Start with Bloom filters (BIP-37) and Neutrino (BIP-157)
To eliminate negatives cheaply, can we somehow check if there’s intersection?
Filters need to match in size so we can AND the bits for testing, and they need to be sparse enough to have a good elimination rate.
Notice sparse Bloom filters waste space → store positions instead
Notice we don’t need k > 1 in large hash space → simplify to k = 1
Notice we don’t need folding to produce a smaller filter for element extraction → just do direct lookup
Realize this is just… hashing things and comparing the hashes

We (me & my buddy Claude) reinvented one of the oldest tricks in database systems by starting from the wrong end.

The actual contribution:

BIP-37: Client sends filter, server tests every element against it.

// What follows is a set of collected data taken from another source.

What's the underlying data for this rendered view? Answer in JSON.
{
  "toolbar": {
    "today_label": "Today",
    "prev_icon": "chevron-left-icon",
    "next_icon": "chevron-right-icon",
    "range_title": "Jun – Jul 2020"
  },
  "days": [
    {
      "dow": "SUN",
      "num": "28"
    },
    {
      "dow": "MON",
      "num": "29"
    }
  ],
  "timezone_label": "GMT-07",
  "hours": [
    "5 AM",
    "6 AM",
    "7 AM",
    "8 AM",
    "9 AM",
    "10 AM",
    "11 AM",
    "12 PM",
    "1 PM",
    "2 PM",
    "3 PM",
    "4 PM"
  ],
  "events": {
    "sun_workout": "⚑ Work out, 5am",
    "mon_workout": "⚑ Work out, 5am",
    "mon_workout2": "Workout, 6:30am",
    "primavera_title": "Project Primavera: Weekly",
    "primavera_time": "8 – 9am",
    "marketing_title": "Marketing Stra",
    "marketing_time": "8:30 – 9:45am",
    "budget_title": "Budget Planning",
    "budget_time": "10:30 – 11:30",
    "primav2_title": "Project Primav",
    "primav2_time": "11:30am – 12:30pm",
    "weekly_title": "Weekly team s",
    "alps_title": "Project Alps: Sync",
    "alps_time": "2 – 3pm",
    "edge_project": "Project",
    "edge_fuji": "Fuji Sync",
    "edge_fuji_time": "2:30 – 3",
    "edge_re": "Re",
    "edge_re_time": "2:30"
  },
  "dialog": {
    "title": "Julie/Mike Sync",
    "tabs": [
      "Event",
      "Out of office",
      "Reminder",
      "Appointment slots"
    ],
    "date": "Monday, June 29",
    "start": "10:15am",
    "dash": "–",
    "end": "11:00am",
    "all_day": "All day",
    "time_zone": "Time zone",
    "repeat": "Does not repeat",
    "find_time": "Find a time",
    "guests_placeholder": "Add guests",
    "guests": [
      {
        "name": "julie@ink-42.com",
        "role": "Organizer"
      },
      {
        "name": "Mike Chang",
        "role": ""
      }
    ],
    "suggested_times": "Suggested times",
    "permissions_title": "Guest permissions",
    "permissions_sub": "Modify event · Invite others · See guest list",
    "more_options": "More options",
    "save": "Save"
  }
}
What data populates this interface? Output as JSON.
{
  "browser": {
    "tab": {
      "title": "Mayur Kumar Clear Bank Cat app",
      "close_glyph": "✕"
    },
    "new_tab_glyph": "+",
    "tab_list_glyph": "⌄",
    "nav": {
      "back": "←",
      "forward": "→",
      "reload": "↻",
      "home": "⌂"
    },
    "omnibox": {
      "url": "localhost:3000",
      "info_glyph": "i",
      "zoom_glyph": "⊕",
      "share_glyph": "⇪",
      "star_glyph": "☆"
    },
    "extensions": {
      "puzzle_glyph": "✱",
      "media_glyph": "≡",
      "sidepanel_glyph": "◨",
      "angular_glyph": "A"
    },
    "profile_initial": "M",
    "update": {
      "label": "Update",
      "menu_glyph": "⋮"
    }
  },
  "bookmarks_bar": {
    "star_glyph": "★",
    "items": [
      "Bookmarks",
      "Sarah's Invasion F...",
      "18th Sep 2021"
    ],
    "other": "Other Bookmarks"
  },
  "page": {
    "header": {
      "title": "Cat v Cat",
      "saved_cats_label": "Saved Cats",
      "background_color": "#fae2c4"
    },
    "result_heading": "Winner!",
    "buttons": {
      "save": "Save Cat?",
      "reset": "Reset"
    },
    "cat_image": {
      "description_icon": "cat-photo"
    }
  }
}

BIP-157 (Neutrino): Server sends filter per block, client tests their elements against it.

Both do O(n) membership tests. Neither does intersection.

This construction: Both sides have filters (position lists). Check intersection first. Only do membership tests on match.

The insight is that both parties having a filter enables a cheap intersection test that neither BIP-37 nor BIP-157 exploits.

Why didn’t Neutrino or BIP-37 do this?

Neutrino’s design assumes the client downloads the block filter and tests locally. The client already has their own addresses—no need to represent them as a filter, just test directly.

The intersection approach only helps when:

A server (or broker) is filtering on behalf of a client, AND
You want to avoid per-element testing in the common (no match) case

BIP-37 has the server do the work but doesn’t give the server the option to precompute a block filter to intersect against and cheaply eliminate no-match blocks.

Neutrino has block filters but pushes the work to the client.

This construction combines: server-side filtering (like BIP-37) + precomputed block filters (like Neutrino) + intersection for cheap elimination.

The construction uses truncated hashes for set comparison, as in BIP-152 (Compact Block Relay). Where BIP-152 computes set difference to minimize transaction transfer between full nodes, we compute set intersection to identify relevant blocks for light clients.

bitcoincashautist · February 23, 2026, 7:15pm

What are Bloom filters even good for?

Membership testing when you’re space-constrained and can tolerate false positives.

The key property: constant size regardless of what you’re testing against.

A Bloom filter built from n elements is O(n) bits. But you can test any element against it—elements you’ve never seen, elements from an unbounded universe. The filter doesn’t grow with the query set.

Where this matters:

Caching/deduplication: “Have I seen this URL before?” You have a stream of billions of URLs. You can’t store them all. A Bloom filter gives you a compact summary that answers “probably yes” or “definitely no.”

Database query optimization: Before doing an expensive disk lookup, check a Bloom filter. If it says “definitely not in this block,” skip the I/O.

Network routing: “Should I forward this to peer X?” Check if X’s interest filter matches, without storing X’s full interest set.

In all these cases:

The query stream is unbounded or unknown
You need sublinear space
False positives are tolerable (you just do extra work)
False negatives are not (you’d miss data)

Why Bloom filters don’t fit block filtering well:

In our setting, both sets are known and bounded:

Server knows block elements
Client knows watch addresses

Neither side has an unbounded query stream. Both sides can afford to store their full set (as hashes). So Bloom filters’ main advantage—sublinear space for unbounded queries—doesn’t apply.

BIP-37 uses Bloom filters to compress the client’s watch set for transmission. But the space savings (~10 bits/element vs 64 bits/element) comes at the cost of:

Higher false positive rates
No efficient intersection operation
More complex implementation (k hash functions, bit manipulation)

The tradeoff:

	Bloom filter	Hash set
Space	~10 bits/element	64 bits/element
Membership test	O(k)	O(1) or O(\log n)
Intersection	O(m) bit ops, same-size only	O(n_1 + n_2) merge
False positive rate	~1% (tunable)	~10^{-16} (fixed)
Good for	Unbounded query stream	Bounded set comparison

Bloom filters are the right choice when you’re testing many unknown elements against a fixed set and space is tight.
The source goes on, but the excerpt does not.